A chaque fois que je finis un de ses livres, je me dis qu'il est impossible qu'il puisse me faire plus l'aimer après ça (si si, je vous le jure, s'il me demandait de lui vouer un culte je construirais un autel dans mon jardin direct). Et ça rate à chaque fois. Après avoir lu le Nom de la rose, son Apostille, avoi parcouru les limites de l'interprétation et Mouse or Rat?, ses 6 promenades dans les bois du roman et d'ailleurs m'ont réellement transporté dans ces bois fort sympathiques, allant presque jusqu'à me faire lire le Sylvie de Gérard de Nerval. (bon faut pas aller trop loin quand même)

Donc voici "un résumé", ou plutôt une liste de citations utilisables pour toute réflexion, et qui permettent de voir plus clair en critique littéraire.
Evidemment, je recommande chaudement la lecture de ce petit recueil que j'ai dévoré en 3 jours Smile
Allez, Enjoy!


Citation:
p.9: la rapidité de la fiction qui ne peut tout dire
« toute fiction narrative est nécessairement, fatalement rapide, car – lorsqu'elle construit un monde, avec ses évènements et ses personnages – il lui est impossible de tout dire de ce monde.
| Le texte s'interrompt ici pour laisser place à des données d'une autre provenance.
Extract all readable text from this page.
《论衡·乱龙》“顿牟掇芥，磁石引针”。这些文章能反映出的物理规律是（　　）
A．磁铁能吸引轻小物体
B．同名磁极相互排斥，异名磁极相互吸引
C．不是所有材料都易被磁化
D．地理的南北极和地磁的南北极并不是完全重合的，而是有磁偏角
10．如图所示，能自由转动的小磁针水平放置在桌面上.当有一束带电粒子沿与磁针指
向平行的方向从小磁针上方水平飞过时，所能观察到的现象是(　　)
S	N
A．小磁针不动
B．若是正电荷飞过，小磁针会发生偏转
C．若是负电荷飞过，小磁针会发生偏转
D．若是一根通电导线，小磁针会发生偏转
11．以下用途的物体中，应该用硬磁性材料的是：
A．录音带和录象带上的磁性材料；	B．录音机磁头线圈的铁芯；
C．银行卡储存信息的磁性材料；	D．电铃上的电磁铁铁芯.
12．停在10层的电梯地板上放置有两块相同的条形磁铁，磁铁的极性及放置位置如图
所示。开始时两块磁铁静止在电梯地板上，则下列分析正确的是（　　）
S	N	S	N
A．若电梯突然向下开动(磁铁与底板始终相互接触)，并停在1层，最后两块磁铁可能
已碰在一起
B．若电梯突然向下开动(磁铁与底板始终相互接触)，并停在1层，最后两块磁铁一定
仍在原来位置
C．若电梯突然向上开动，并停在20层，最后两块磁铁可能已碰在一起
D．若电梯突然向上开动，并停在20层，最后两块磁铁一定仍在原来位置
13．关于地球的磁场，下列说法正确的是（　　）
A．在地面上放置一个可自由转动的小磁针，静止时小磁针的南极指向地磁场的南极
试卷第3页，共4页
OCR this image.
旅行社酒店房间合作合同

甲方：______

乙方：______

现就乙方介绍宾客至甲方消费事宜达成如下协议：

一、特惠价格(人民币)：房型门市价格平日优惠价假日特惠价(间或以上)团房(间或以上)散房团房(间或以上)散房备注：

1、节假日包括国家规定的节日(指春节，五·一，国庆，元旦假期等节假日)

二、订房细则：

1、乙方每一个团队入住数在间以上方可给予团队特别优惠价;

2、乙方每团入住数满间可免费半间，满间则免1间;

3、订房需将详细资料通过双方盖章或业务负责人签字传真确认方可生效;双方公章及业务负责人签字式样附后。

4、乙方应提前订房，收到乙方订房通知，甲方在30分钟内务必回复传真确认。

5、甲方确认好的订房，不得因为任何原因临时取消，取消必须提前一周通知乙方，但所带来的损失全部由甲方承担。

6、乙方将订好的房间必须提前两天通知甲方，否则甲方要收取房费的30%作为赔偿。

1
Elle mentionne, et pour le reste, elle demande au lecteur de collaborer en comblant une série d'espaces vides ».


Citation:
p.16-17 le Lecteur Modèle
« Le Lecteur Modèle d'une histoire n'est pas le Lecteur Empirique. Le lecteur empirique, c'est tout le monde, nous tous, vous et moi, quand nous lisons un texte. Il peut lire de mille manières, aucune loi ne lui impose une façon de lire, et souvent, il utilise le texte comme réceptacle de ses propres passions, qui proviennent de l'extérieur du texte ou que le texte suscite fortuitement en lui.
Il vous est sans doute déjà arrivé de voir un film comique en un moment de profonde tristesse, et vous savez combien il est difficile de se divertir dans ce cas-là; mieux: vous pourriez revoir le même film des années plus tard sans réussir à sourire car chaque image vous rappelle la tristesse de la première expérience. En tant que lecteur empirique, vous seriez bien sûr en train de 'lire' le film de manière erronée. Mais erronée par rapport à quoi? Par rapport au type de spectateur auquel le metteur en scène avait pensé, un spectateur disposé à sourire et à suivre une histoire ne l'impliquant pas directement. Ce type de spectateur (ou de lecteur), je l'appelle le Lecteur Modèle – un lecteur type que le texte prévoit comme collaborateur, qu'il essaie de créer. Si un texte commence par « il était une fois », il lance un signal qui sélectionne immédiatement son propre lecteur modèle, qui devrait être un enfant, ou une personne disposée à accepter une histoire qui dé passe le sens commun. »


Citation:
p.18: l'histoire du livre n'est pas notre histoire
« Si je me promène dans le bois[de la fiction], je suis légitimé à utiliser chaque expérience, chaque découverte pour en tirer des enseignements sur la vie, sur le passé et sur le futur. Mais comme le bois a été construit pour tout le monde, je ne dois pas y chercher des faits et des sentiments ne regardant que moi »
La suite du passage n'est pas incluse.